Physiotherapist finds work-life balance at McMaster Children’s Hospital
Last July, the province announced a $330-million investment in pediatric health care, which, when combined with other investments over the past 18 months, resulted in over $48 million in new funding for Hamilton Health Sciences’ McMaster Children’s Hospital (MCH). It’s the largest investment ever made to MCH, and resulted in the creation of 300 new positions supporting children’s health care.
Finding meaningful work at MCH
When Jenna Keown became a parent, her vision of her dream job changed to better accommodate family life.
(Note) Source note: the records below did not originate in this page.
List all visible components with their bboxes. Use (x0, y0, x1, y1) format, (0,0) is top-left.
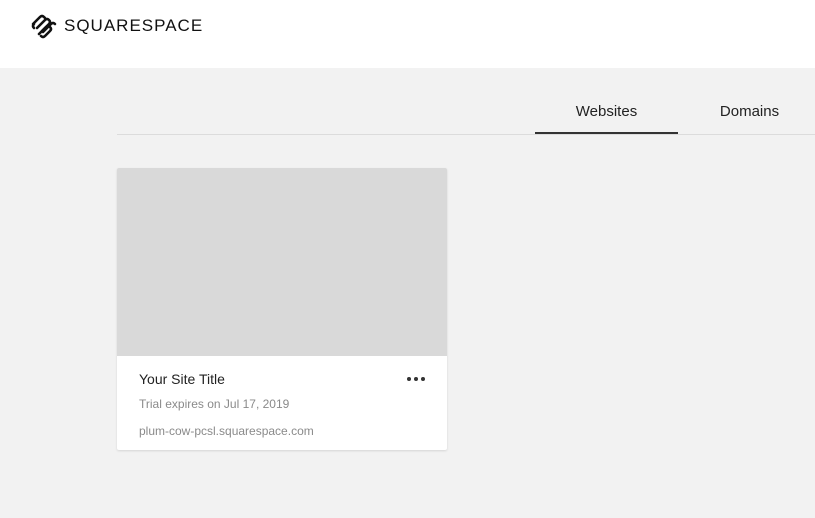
logo-text: SQUARESPACE (64, 16, 204, 35)
more-dot (407, 377, 411, 381)
more-horizontal-icon[interactable] (405, 370, 427, 388)
site-thumbnail[interactable] (117, 168, 447, 356)
site-domain[interactable]: plum-cow-pcsl.squarespace.com (139, 424, 314, 438)
more-dot (421, 377, 425, 381)
site-title[interactable]: Your Site Title (139, 371, 225, 387)
site-card[interactable]: Your Site Title Trial expires on Jul 17,… (117, 168, 447, 450)
tab-websites[interactable]: Websites (535, 96, 678, 134)
more-dot (414, 377, 418, 381)
top-bar: SQUARESPACE (0, 0, 815, 68)
tab-bar: Websites Domains (117, 96, 815, 135)
squarespace-logo[interactable]: SQUARESPACE (30, 13, 203, 39)
trial-expiry-text: Trial expires on Jul 17, 2019 (139, 397, 290, 411)
tab-domains[interactable]: Domains (678, 96, 815, 134)
squarespace-logo-icon (31, 14, 57, 39)
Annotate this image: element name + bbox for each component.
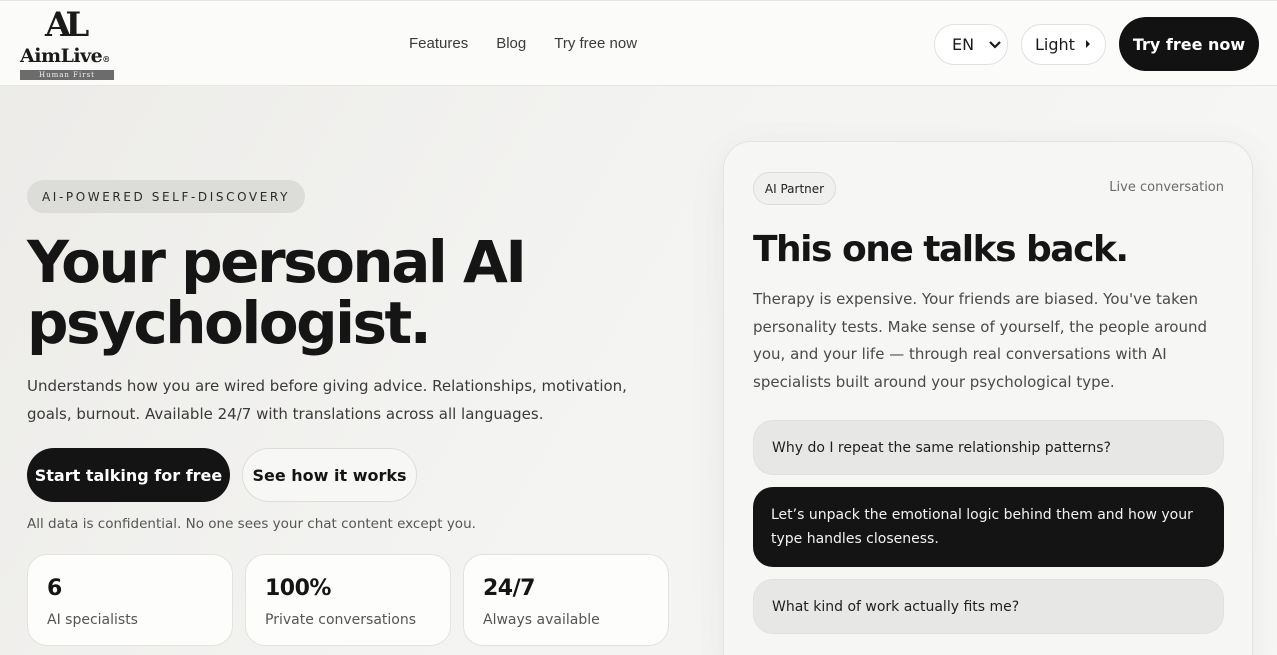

Keown launched her physiotherapy career 11 years ago after graduating with a master of science degree in physiotherapy from McMaster University. Prior to that, Keown attended the University of Waterloo where she earned a bachelor of science degree in kinesiology and a research-based master of science degree in kinesiology, specializing in neurosciences.
Her early career
Fascinated by the study of the nervous system, Keown set her sights on helping people living with spinal cord injuries. This started with completing an international neuro-rehabilitation opportunity in London, England and working with acute-care neurosurgery patients at a Toronto hospital. She then switched to the private sector helping people injured in motor vehicle accidents. Most of her clients were adults. “But I usually had a few pediatric clients as well, since children are also involved in car accidents,” says Keown, who found herself especially enjoying working with kids.
Finding work-life balance
Keown went on to have two children of her own, now aged three and six. Her previous job made work-life balance more challenging with a young family, so she started considering a job change and applied to the Pediatric Intensive Care Unit (PICU) at MCH, where she joined as a pediatric physiotherapist last October. The position Keown filled was created through a combination of the new provincial funding and additional funds from Critical Care Services Ontario.
“My quality of life has improved significantly since I started working here.”
“When I was job hunting, I contacted friends and former classmates who worked at MCH to ask what it was like there,” says Keown, who works three days a week in the PICU’s level two unit, caring for patients who no longer need the highly intensive care of the PICU but aren’t quite ready to return to a ward room. “Everyone I talked to recommended McMaster Children’s Hospital as a great place to work.”
Mentorship from MCH colleagues
A typical day for Keown includes working with the care team, families and patients to assess, plan and provide physical therapy and exercises focused on achieving early activity to help regain strength and endurance. This has given Keown the opportunity to exercise her passion for working with young patients with neurological conditions including cerebral palsy, brain and spinal injuries, as well as patients recovering from complex orthopedic surgeries, post-operatively.
“It was a change to go from working mostly with adults to working in the PICU but I received a lot of mentorship and support from my MCH colleagues to make the transition,” says Keown. “My colleagues have been absolutely wonderful. Everyone welcomed me with open arms. Overall I’m finding the work very rewarding.”
As a Dundas resident, MCH is also a short commute. “My quality of life has improved significantly since I started working here,” says Keown. “Working at MCH is the perfect fit.”